If you prompt at multiple points in the funnel (onboarding, post-first-session, after key feature), use distinct event names per timing — push_prompt_at_onboarding, push_prompt_post_session. Conversion-rate-by-timing falls out of session-grouped event counts.
Many teams discover the com.google.android.gms.permission.AD_ID permission in their merged manifest only after Google Play flags them — usually because a transitive dependency dragged it in. Respectlytics's Kotlin SDK has no Google Play Services dependency at all, so it cannot contribute to that merge.
The SDK is implemented as pure Kotlin coroutines with no Java sources, no RxJava, and no platform channels. Events are queued in a Channel<Event> buffered to a small ring (RAM-only), drained by a coroutine that flushes every 30 seconds or on backgrounding. There is no SharedPreferences usage.
⇋How this compares to other analytics SDKs
| Notification permission event | Firebase Analytics | Mixpanel | Respectlytics |
|---|---|---|---|
| Per-user permission state | Yes (user property) | Yes (profile) | Out of scope |
| Push token / FCM ID stored | Yes | Yes | Never |
| Permission outcome states distinguishable | Manual (params) | Manual (params) | Distinct event_name per outcome |
| Time-to-grant after first prompt | Per-user | Per-user | Session-scoped |
❓Frequently asked questions
Should we track when the user revokes permission later?
Hard to detect reliably from the app. The OS doesn't deliver an explicit revocation event — you only learn at the next foreground when getNotificationSettings() returns denied.
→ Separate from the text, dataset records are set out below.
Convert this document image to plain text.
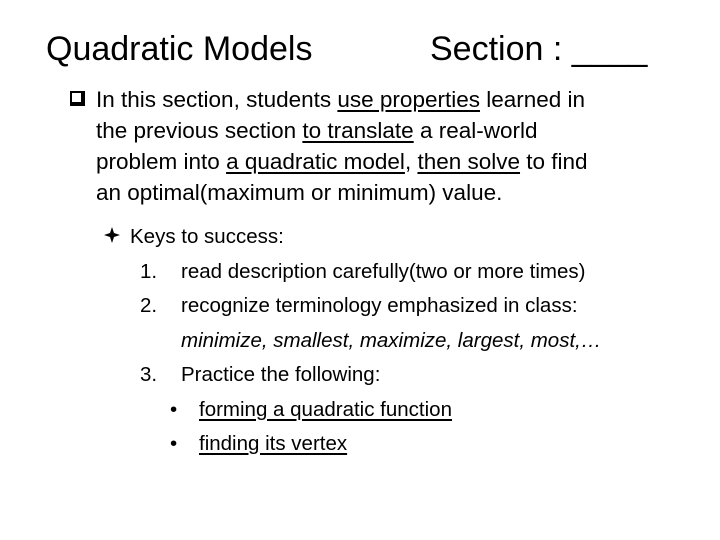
Quadratic Models	Section : ____
In this section, students use properties learned in
the previous section to translate a real-world
problem into a quadratic model, then solve to find
an optimal(maximum or minimum) value.
Keys to success:
1. read description carefully(two or more times)
2. recognize terminology emphasized in class:
minimize, smallest, maximize, largest, most,…
3. Practice the following:
• forming a quadratic function
• finding its vertex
If you do detect it, fire push_revoked_detected (with no metadata) and use it for rate analysis only.
What's the right event for re-prompting after a deferred decision?
If you prompt twice, fire distinct events for each prompt: push_prompt_v1, push_prompt_v2. Apple and Google both have anti-spam policies — a second prompt is allowed only after meaningful product context, and you should instrument that decision point.
How does this differ from `push-opt-in`?
push-opt-in is the narrow event that fires on grant. notification-permission is the broader category that includes all permission outcomes — granted, denied, provisional, deferred, revoked. Use both, with non-overlapping event names per outcome.
What about silent / background-only notification capability?
On iOS, notification permission is independent from background-fetch capability. On Android 13+, POST_NOTIFICATIONS is required for visible notifications regardless of background fetch. If you care about background-only delivery, fire a separate push_background_only event when relevant.